Ms. Kwon followed this with her second world premiere, Jonathan Berger’s Il Beccafico (a Roman warbler). In this charming programmatic piece, a bird annoyingly torments the concentration of the would-be composer, who is trying to recall bits of nineteenth-century piano repertoire at the piano in his studio, while the bird keeps intruding. Rather than use descriptive “real-life” imitations of the warbler, Berger cleverly turns its cries into psychological birdcalls within the frustrated head of the composer. Apparently, this happened not only in Rome, but also when Berger returned to New York. Ms. Kwon again proved herself to be a superb advocate for contemporary piano music.
The first half closed with the well-known Symphonic Dances from Bernstein’s West Side Story, arranged for two pianos by John Musto, and played gorgeously by Ms. Kwon and Ms. Somarriba.
After intermission, Ms. Kwon was joined by legendary collaborative pianist Warren Jones for two pieces from Barber’s Souvenirs for piano duet, Op. 28 (1952). Barber himself said that they were meant to evoke the aura of the afternoon teas at the Palm Court of the Plaza Hotel. The two movements played were the Waltz, with its swooning melody and flirtatious ending, and the Hesitation Tango, with its attraction/repulsion, and the ecstasy of the major-mode “love theme” and its “hesitation.” I have heard smoother, suaver renditions of the waltz, but I enjoyed it because of their enjoyment. Ms. Kwon and Mr. Jones visually displayed not only their affectionate collegiality, but the salon charms of the work. I would have loved to hear the entire set!

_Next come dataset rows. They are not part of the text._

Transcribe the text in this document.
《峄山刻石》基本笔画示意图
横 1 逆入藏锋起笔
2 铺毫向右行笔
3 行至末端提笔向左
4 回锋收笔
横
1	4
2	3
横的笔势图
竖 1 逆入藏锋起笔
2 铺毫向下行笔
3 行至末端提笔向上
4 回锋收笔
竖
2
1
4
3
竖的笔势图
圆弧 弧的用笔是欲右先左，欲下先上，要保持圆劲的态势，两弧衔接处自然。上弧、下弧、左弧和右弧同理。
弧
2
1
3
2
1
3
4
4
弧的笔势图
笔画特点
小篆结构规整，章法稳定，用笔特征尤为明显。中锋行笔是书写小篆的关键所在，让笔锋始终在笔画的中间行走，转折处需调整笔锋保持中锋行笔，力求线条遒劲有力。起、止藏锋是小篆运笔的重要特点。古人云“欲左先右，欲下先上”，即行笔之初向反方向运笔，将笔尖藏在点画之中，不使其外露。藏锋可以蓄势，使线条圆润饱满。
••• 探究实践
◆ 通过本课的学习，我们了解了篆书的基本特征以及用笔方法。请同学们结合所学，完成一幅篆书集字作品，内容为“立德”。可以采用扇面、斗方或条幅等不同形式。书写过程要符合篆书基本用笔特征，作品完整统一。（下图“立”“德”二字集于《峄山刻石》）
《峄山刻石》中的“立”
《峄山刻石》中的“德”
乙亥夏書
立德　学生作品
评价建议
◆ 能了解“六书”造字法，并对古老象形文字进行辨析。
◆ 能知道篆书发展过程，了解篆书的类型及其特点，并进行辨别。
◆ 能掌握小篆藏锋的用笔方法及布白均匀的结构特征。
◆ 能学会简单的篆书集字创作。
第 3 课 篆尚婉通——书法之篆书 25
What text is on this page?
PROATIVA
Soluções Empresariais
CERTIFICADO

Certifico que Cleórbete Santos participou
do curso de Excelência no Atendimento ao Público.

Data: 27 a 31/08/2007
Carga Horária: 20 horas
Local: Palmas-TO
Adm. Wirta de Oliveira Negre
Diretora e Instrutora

Sonya Headlam took the stage with Min Kwon for the four songs of Barber’s Op. 13. They are so different, as Ms. Headlam explained, but they are unified by an implicit presence of “woman” at varying stages of life and experience. Ms. Headlam has a light lyric voice with a fast vibrato. She communicated her complete involvement with each text and character very well, but Barber requires a bit more power and width in the middle-to-low passages, and clearer diction. The Secrets of the Old was a bit too fast to allow the humor to be understood. Ms. Kwon’s playing of the double-canon in Sure on this shining night (what the voice sings in the first half is the piano melody of the second part and vice versa) was ravishing. With Barber, rigorous structural details like this are so deftly tucked into a beautiful melodic/harmonic texture that they can go unperceived until pointed out.
The program concluded with a “mini” version of Bernstein’s Candide, with three selections played at two pianos by Ms. Kwon and Mr. Jones: the Overture, I Am Easily Assimilated, and Bon Voyage. I did miss the words on “Assimilated,” the poignant humor is so crucial. Then Kaitlyn Davis sang the showpiece Glitter and Be Gay (with Mr. Jones) in an appropriately hammy, humorous, and sleazy way, all the while removing an array of jewelry baubles from her décolleté and putting them on her fingers, wrists, neck, while singing!
As an encore, the three singers joined Mr. Jones for a fervent rendition of his own arrangement of Somewhere from West Side Story. Bravi to all.